Yat Siu, founder and executive chairman of metaverse-focused Animoca Brands, has overseen more than 200 investments and says the race to shape Web3 is moving quickly. “We’re in a bit of a hurry,” he said.
Animoca Brands
Artificial intelligence is likely to shake up the job market, but in the long run it should generate more employment and place a higher premium on human creativity, according to Animoca Brands co-founder Yat Siu.
Speaking on the sidelines of the SuperAI conference in Singapore, Siu said modern systems often push people to suppress their natural creativity in order to fit structured, repetitive forms of work. “We’re born creative, and we’re losing our creativity to fit into a system because we’re trying to be turned into machines and do actions that are sort of regular,” he said.
He argued that people can preserve that creative edge while machines take over more routine tasks.
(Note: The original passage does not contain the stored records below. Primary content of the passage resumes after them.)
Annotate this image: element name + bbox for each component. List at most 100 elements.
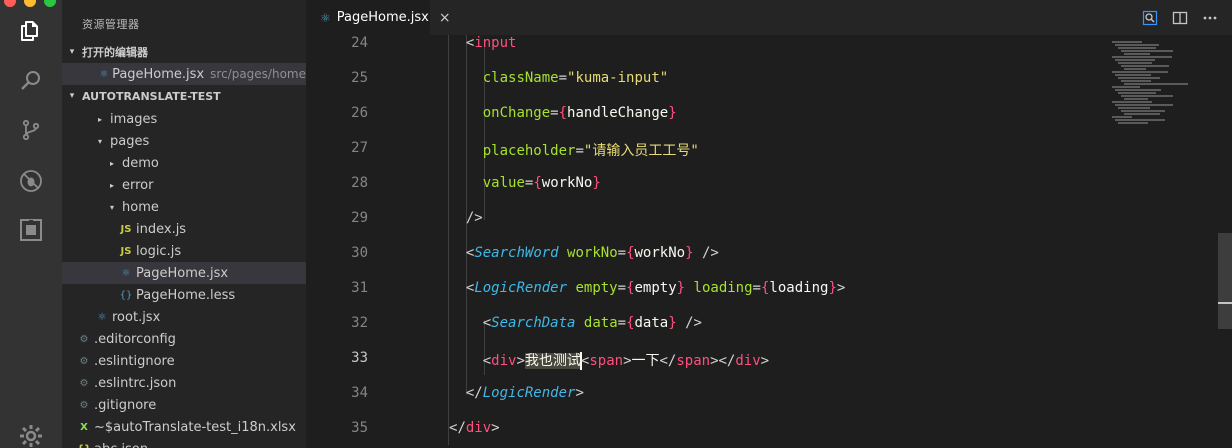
code-token: < <box>482 315 492 331</box>
open-editor-item[interactable]: ⚛ PageHome.jsx src/pages/home <box>62 63 306 85</box>
minimap-line <box>1124 53 1150 55</box>
code-token: loading <box>769 280 829 296</box>
file-item[interactable]: ⚙ .eslintrc.json <box>62 372 306 394</box>
minimap-line <box>1112 86 1140 88</box>
config-file-icon: ⚙ <box>79 333 89 345</box>
code-token: > <box>491 420 500 436</box>
line-number: 27 <box>351 140 368 156</box>
code-token: = <box>617 245 627 261</box>
excel-file-icon: X <box>80 421 88 433</box>
code-line[interactable]: <SearchWord workNo={workNo} /> <box>466 245 719 261</box>
folder-item[interactable]: ▸ error <box>62 174 306 196</box>
file-item[interactable]: {}abc.json <box>62 438 306 448</box>
minimap-line <box>1115 119 1165 121</box>
extensions-icon[interactable] <box>19 218 43 242</box>
folder-item[interactable]: ▾ pages <box>62 130 306 152</box>
code-token: { <box>533 175 542 191</box>
scrollbar-thumb[interactable] <box>1218 233 1232 329</box>
open-editors-header[interactable]: ▾ 打开的编辑器 <box>62 41 306 63</box>
code-token: = <box>558 70 568 86</box>
settings-gear-icon[interactable] <box>19 424 43 448</box>
code-line[interactable]: <input <box>466 35 517 51</box>
folder-item[interactable]: ▾ home <box>62 196 306 218</box>
minimap[interactable] <box>1112 41 1202 131</box>
code-token: LogicRender <box>482 385 576 401</box>
file-item[interactable]: ⚙ .gitignore <box>62 394 306 416</box>
tab-pagehome-jsx[interactable]: ⚛ PageHome.jsx × <box>306 0 451 35</box>
code-line[interactable]: value={workNo} <box>483 175 601 191</box>
editor-actions <box>1142 0 1232 35</box>
minimap-line <box>1115 44 1159 46</box>
code-line[interactable]: <LogicRender empty={empty} loading={load… <box>466 280 845 296</box>
code-token: /> <box>693 245 719 261</box>
code-line[interactable]: <SearchData data={data} /> <box>483 315 702 331</box>
file-item[interactable]: ⚛ PageHome.jsx <box>62 262 306 284</box>
line-number: 28 <box>351 175 368 191</box>
minimap-line <box>1118 47 1156 49</box>
code-token: div <box>491 353 517 369</box>
explorer-icon[interactable] <box>19 19 43 43</box>
workspace-header[interactable]: ▾ AUTOTRANSLATE-TEST <box>62 85 306 107</box>
file-item[interactable]: JS index.js <box>62 218 306 240</box>
activity-bar <box>0 0 62 448</box>
code-token: div <box>735 353 761 369</box>
file-item[interactable]: ⚙ .eslintignore <box>62 350 306 372</box>
close-window-button[interactable] <box>4 0 16 7</box>
minimap-line <box>1121 80 1151 82</box>
code-token: span <box>676 353 711 369</box>
minimap-line <box>1112 41 1142 43</box>
code-line[interactable]: </div> <box>449 420 500 436</box>
minimap-line <box>1121 50 1173 52</box>
folder-item[interactable]: ▸ images <box>62 108 306 130</box>
code-token: = <box>617 280 627 296</box>
folder-item[interactable]: ▸ demo <box>62 152 306 174</box>
code-token: data <box>583 315 618 331</box>
minimap-line <box>1118 77 1160 79</box>
code-token: = <box>752 280 761 296</box>
minimap-line <box>1118 62 1152 64</box>
tree-item-label: PageHome.jsx <box>136 265 229 281</box>
code-token: workNo <box>567 245 618 261</box>
config-file-icon: ⚙ <box>79 377 89 389</box>
code-token: handleChange <box>567 105 669 121</box>
search-icon[interactable] <box>19 68 43 92</box>
code-token: </ <box>659 353 677 369</box>
tab-label: PageHome.jsx <box>336 10 429 25</box>
code-line[interactable]: </LogicRender> <box>466 385 584 401</box>
vertical-scrollbar[interactable] <box>1218 35 1232 448</box>
split-editor-icon[interactable] <box>1172 10 1188 26</box>
zoom-window-button[interactable] <box>44 0 56 7</box>
code-line[interactable]: /> <box>466 210 483 226</box>
file-item[interactable]: ⚛ root.jsx <box>62 306 306 328</box>
more-actions-icon[interactable] <box>1202 10 1218 26</box>
code-line[interactable]: className="kuma-input" <box>483 70 668 86</box>
code-line[interactable]: <div>我也测试<span>一下</span></div> <box>483 350 769 370</box>
file-item[interactable]: {} PageHome.less <box>62 284 306 306</box>
file-item[interactable]: X ~$autoTranslate-test_i18n.xlsx <box>62 416 306 438</box>
tree-item-label: ~$autoTranslate-test_i18n.xlsx <box>94 419 296 435</box>
file-item[interactable]: JS logic.js <box>62 240 306 262</box>
code-editor[interactable]: 24 <input 25 className="kuma-input" 26 onChan… <box>306 35 1232 448</box>
code-line[interactable]: placeholder="请输入员工工号" <box>483 140 699 160</box>
explorer-sidebar: 资源管理器 ▾ 打开的编辑器 ⚛ PageHome.jsx src/pages/… <box>62 0 306 448</box>
file-item[interactable]: ⚙ .editorconfig <box>62 328 306 350</box>
minimap-line <box>1124 68 1146 70</box>
debug-icon[interactable] <box>19 169 43 193</box>
close-icon[interactable]: × <box>439 10 451 26</box>
source-control-icon[interactable] <box>19 118 43 142</box>
minimap-line <box>1121 110 1165 112</box>
code-token: 一下 <box>631 353 660 369</box>
code-line[interactable]: onChange={handleChange} <box>483 105 677 121</box>
react-file-icon: ⚛ <box>97 311 107 323</box>
line-number: 31 <box>351 280 368 296</box>
tree-item-label: .eslintignore <box>94 353 175 369</box>
minimize-window-button[interactable] <box>24 0 36 7</box>
code-token: SearchWord <box>474 245 559 261</box>
chevron-right-icon: ▸ <box>109 180 114 190</box>
line-number: 26 <box>351 105 368 121</box>
tree-item-label: root.jsx <box>112 309 161 325</box>
tree-item-label: .gitignore <box>94 397 157 413</box>
code-token: } <box>668 315 677 331</box>
code-token: = <box>575 143 584 159</box>
open-changes-icon[interactable] <box>1142 10 1158 26</box>
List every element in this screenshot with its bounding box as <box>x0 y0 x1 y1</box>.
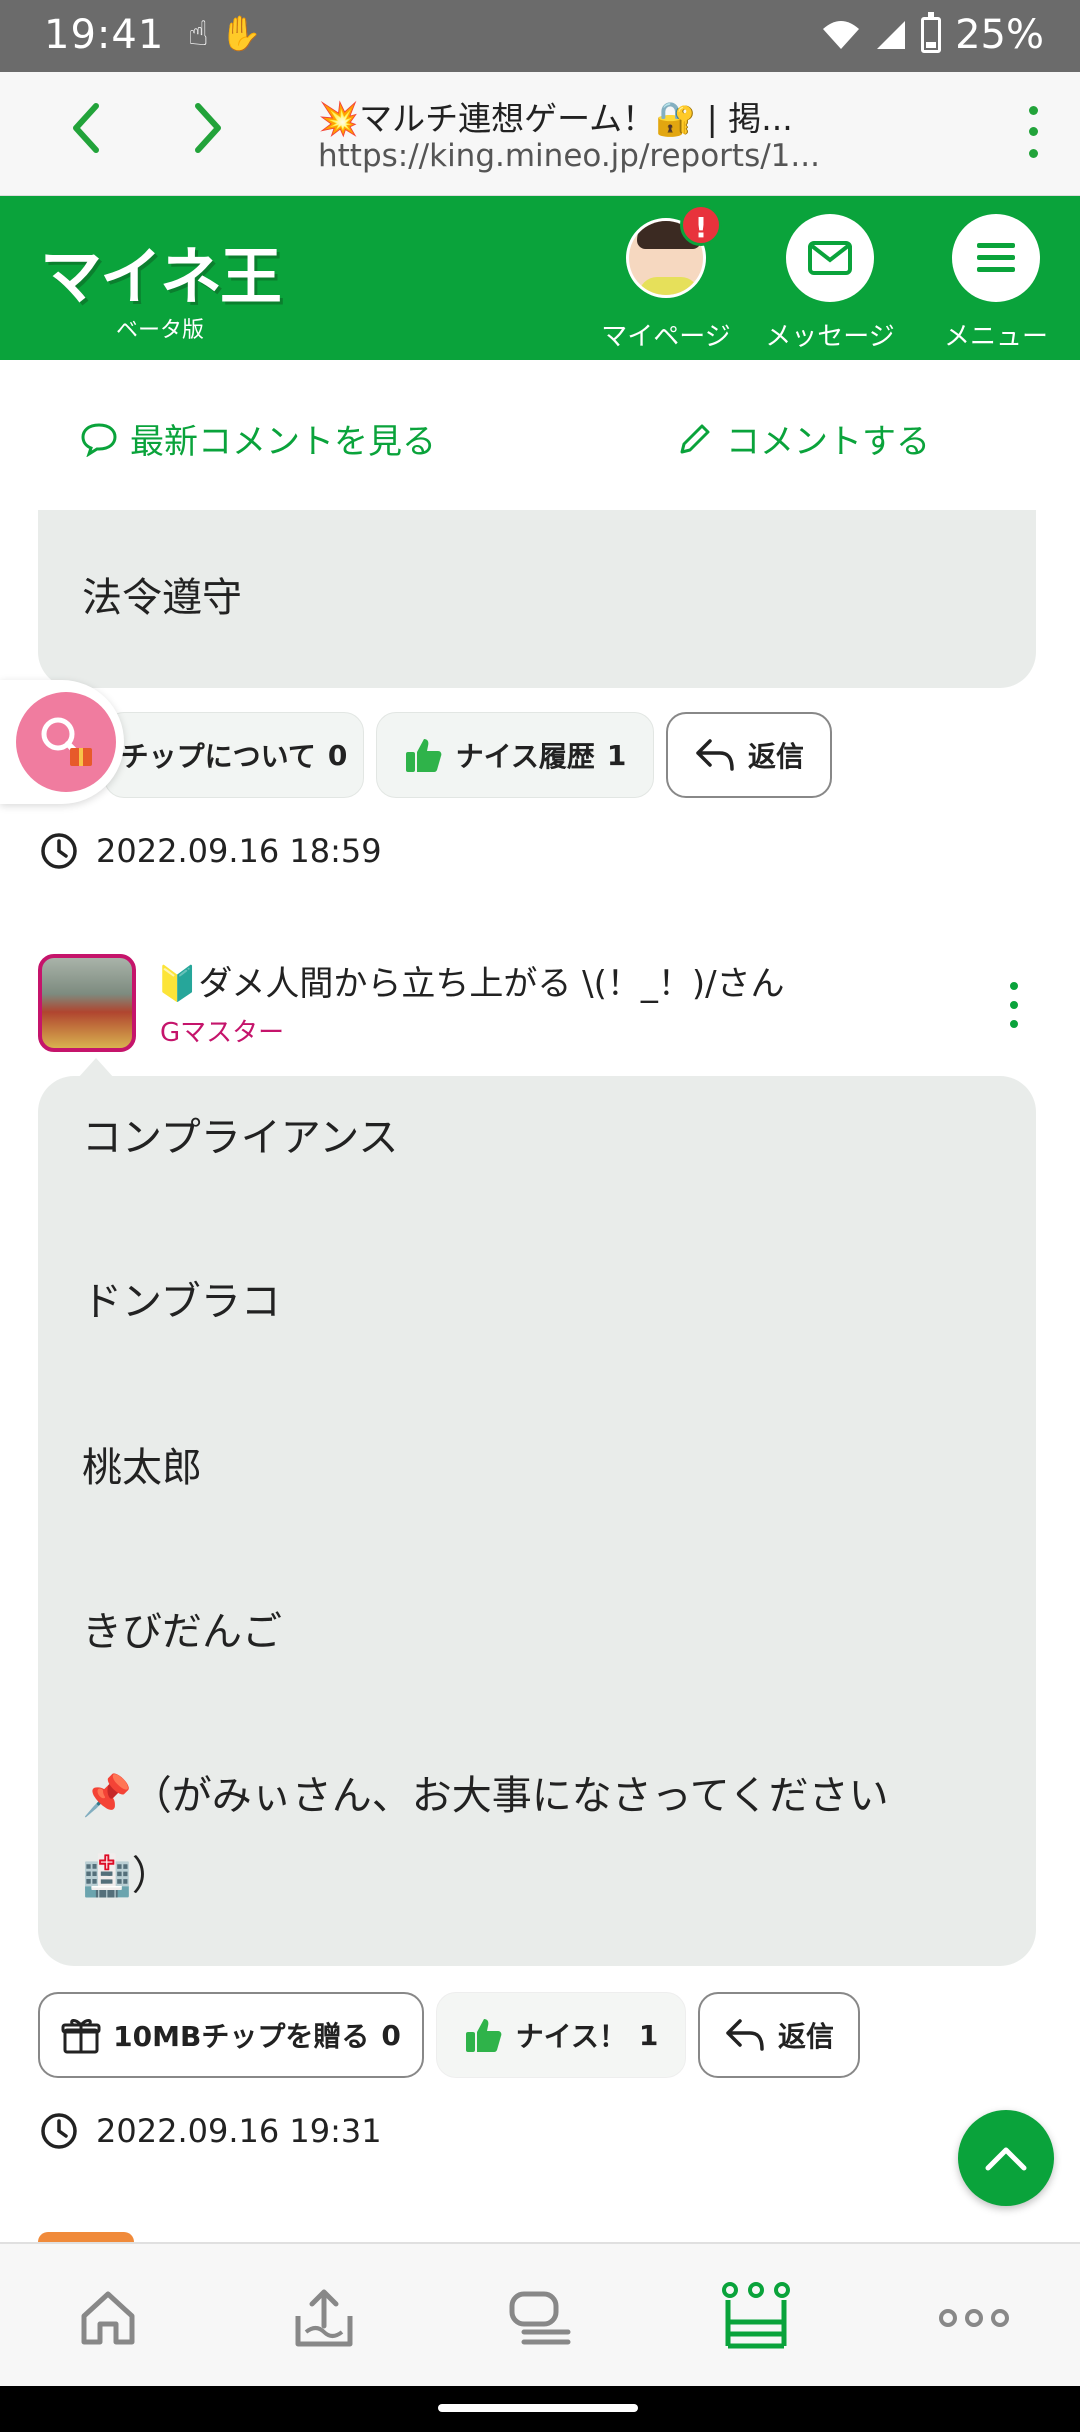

Taking an optimistic view, Siu said that shift could allow people to focus more fully on distinctly human strengths. “That means we can all be free to be creative, because machines can ultimately deliver what we need to do on that side of things, while we can be truly human,” he said.
Animoca, which Siu co-founded in 2014, now has more than 600 companies in its portfolio across gaming, decentralized finance, and real-world assets.
AI is “going to be creating a lot more jobs,” Siu said, though noted that there will be a disruption as well.
“The superpower of an AI is it can code everything,” and its coding skills “will eventually surpass that of humans…. We have a real commoditization on capability and intelligence, which means that the skill has to be about creativity and coordination,” he said.
When asked about Anthropic’s recent warning on the dangers of AI usage, Siu said he falls “on the optimistic side.”
“Most people are going to be using AI in a way that would be beneficial,” he said. “There’ll be a few people that will do bad things, they would have to be stopped, but… this, to me, doesn’t feel like it’s a nuclear arms race.”